Marco Rubio: Californians Are His Second Largest Contributors

Marco Rubio
AP Photo/Alan Diaz
Newport Beach, CA

Federal Election Commission filings show that just announced Presidential candidate Senator Marco Rubio (R-FL) unexpectedly raised about $380,000, or 20 percent, of his Victory Fund campaign cash from residents in normally ultra-liberal-voting California.

According to, the Rubio Victory Fund, a committee that raises money for both his Senate campaign committee and his leadership Political Action Committee (PAC), disclosed that 51 people gave $10,000 or more to the fund, accounting for $574,000 of the $1.7 million raised from individual donors.

About two-thirds of the money raised by Rubio’s Victory Fund came from outside his home state of Florida.

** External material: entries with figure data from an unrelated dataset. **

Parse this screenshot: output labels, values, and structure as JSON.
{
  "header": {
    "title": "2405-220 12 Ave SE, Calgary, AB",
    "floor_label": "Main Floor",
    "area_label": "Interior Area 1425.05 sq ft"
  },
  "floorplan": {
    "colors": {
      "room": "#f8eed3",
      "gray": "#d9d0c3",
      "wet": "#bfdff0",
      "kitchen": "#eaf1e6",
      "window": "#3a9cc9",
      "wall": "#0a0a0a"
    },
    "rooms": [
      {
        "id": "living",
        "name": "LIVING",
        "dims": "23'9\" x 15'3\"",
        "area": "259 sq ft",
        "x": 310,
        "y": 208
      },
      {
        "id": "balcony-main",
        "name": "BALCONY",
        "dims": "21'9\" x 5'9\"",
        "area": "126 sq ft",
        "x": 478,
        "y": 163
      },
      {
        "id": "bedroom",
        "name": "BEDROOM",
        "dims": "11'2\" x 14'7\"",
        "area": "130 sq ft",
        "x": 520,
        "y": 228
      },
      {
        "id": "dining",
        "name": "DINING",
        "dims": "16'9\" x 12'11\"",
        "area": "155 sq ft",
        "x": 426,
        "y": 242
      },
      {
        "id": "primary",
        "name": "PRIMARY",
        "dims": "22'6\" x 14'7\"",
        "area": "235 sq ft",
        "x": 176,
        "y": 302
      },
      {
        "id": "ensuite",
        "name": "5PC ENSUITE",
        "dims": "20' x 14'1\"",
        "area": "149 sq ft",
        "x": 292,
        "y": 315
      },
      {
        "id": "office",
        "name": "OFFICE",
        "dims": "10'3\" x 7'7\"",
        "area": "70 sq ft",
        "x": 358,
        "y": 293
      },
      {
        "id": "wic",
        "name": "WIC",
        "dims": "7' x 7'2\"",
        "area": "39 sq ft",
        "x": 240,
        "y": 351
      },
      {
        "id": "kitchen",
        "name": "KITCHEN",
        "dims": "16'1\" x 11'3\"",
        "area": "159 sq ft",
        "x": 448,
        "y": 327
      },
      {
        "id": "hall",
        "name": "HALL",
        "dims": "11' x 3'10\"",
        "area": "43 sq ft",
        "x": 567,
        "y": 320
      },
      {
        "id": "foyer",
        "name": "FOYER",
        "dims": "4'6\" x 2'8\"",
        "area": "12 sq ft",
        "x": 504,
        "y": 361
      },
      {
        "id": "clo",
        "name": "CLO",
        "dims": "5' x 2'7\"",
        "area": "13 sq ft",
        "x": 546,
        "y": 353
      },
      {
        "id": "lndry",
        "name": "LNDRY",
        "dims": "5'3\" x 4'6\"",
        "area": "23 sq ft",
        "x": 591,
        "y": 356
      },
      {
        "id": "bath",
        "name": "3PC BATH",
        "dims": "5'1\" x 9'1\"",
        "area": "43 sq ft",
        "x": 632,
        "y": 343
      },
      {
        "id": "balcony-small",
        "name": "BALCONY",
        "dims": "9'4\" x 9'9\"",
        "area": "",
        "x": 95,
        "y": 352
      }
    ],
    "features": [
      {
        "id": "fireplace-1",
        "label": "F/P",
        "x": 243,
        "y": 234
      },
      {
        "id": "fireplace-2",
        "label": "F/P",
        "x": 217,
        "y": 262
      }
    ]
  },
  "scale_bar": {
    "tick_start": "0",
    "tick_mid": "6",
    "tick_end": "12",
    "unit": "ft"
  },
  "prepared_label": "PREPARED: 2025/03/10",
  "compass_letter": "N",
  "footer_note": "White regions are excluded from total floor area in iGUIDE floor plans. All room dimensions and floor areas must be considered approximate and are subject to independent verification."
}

Rubio, as expected, collected $508,000 from his home state, but his number two state was California, where he raised $380,000. Although California is the largest state in the nation, it is usually not known for big GOP fundraising.

Rubio’s most interesting support came from Sheldon Adelson’s daughter, Shelly Adelson, and son-in-law Patrick Dumont, who both donated to Rubio’s leadership PAC. On Jan. 19, just days before Rubio first signaled he would likely run for President, Sheldon and Miriam Adelson each contributed $10,200 to the Rubio Victory Fund.

Early support from Las Vegas casino magnate Sheldon Adelson and his wife is meaningful, because the couple was the biggest campaign donor of the 2012 cycle, with more than $92 million in contributions to conservative super PACs.

New York real estate developer Ben Heller, who in September had made maximum donations to the campaign and leadership PACs for Senator Ted Cruz (R-Texas), is now solidly on board with Rubio.

Heller also donated $365,000 in 2014 to B-PAC, a super PAC that unsuccessfully worked to defeat Democrat Gary Peters’ bid for Michigan’s open Senate seat. Fellow donors to B-PAC include Alticor Inc., owned by the conservative mega-donor family of Richard DeVos, and hedge fund managers Paul Singer (the No. 3 top donor in the 2014 cycle) and Robert Mercer (No. 4 on the 2014 donor list).

Stephen Chazen, Chief Executive Officer of Occidental Petroleum and a big contributor to conservative super PACs, gave $10,400 to the Rubio team on March 23. That was the same day that Senator Ted Cruz officially announced his campaign.

In 2012, Chazen donated $100,000 to the Make Us Great Again, the super PAC that backed GOP Presidential hopeful Rick Perry, and $50,000 to Texas Conservatives Fund, a super PAC that split from the GOP establishment to back Cruz’ Senate bid. Chazen also contributed $200,000 to American Crossroads, and in the fall gave $125,000 to Freedom Partners Action Fund, the super PAC associated with the Koch brothers’ donor network, and $100,000 to Kentuckians for Strong Leadership, a super PAC that backed the re-election bid for Senate Majority Leader Mitch McConnell (R-Ky).

Victory Fund received a $10,400 donation from Roger Hertog, a New York philanthropist who has previously served on the board of Club for Growth and the American Enterprise Institute. Hertog has given $550,000 to the American Crossroads super PAC and has made large donations to both Cruz and his leadership PAC.

Victory Fund also collected over $10,000 from Randy and Ken Kendricks, the owners of the Arizona Diamondbacks baseball team, and New York grocery magnate Jon Catsimatidis and his wife.

The Victory Fund campaign cash is not money for Rubio’s presidential run. But it shows that Rubio has strength, raising money from big donors and unusual locations, like California. With a great personal story to tell as an impoverished Cuban that made good as a conservative Hispanic in America, Rubio is off to a strong Presidential bid.